A vinyl cutter is a computer peripheral used for the creation of vinyl signs, decals, banners, vehicle decorations, numbers on the shirts of ball players, etc.

The vinyl cutter works just like a plotter. Indeed, it is a plotter with some added functionality.

Instead of a plotter pen, a vinyl cutter uses a cutting blade. The vinyl cutter contains controls which let you choose how deep into the material the blade should cut, and how fast/slow it should proceed.

Since the vinyl cutter is a plotter, you can use plotter pens to plot the result on paper and examine it before committing the design to vinyl (which is more expensive than paper).

Once you have cut the vinyl, you use a weeding tool to weed out the background (i.e., the parts of the vinyl that do not belong to the design).

Finally, you transfer the vinyl to wherever you want it: The back of a T-shirt, the bumper of a car, and such.

The original design starts as a vector graphic created either by drawing software (such as CorelDRAW!), or CAD. Bitmap graphics are not suitable for this purpose unless they are first converted to vector drawings.

The latest models of vinyl cutters appear to the computer as just another laser printer (with an appropriate driver), so any drawing software can send its output to them.
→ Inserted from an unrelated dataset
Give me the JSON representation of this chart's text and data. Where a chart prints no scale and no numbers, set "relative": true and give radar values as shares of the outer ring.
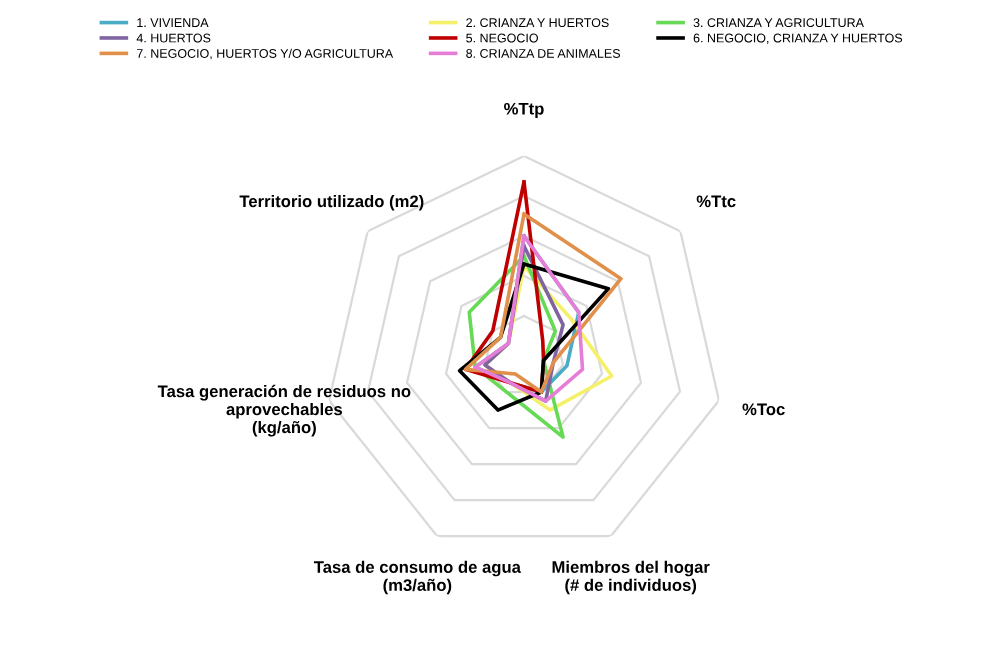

Or, for that matter, any software. Sign makers often use special purpose software which is very expensive and copy protected. Typically, the only thing it can do that regular off-the-shelf vector graphics software does not is draw a box around the design. This makes weeding much easier.

When I worked for a sign business, I did all my designs in CorelDRAW!, and just drew the box myself. Duh!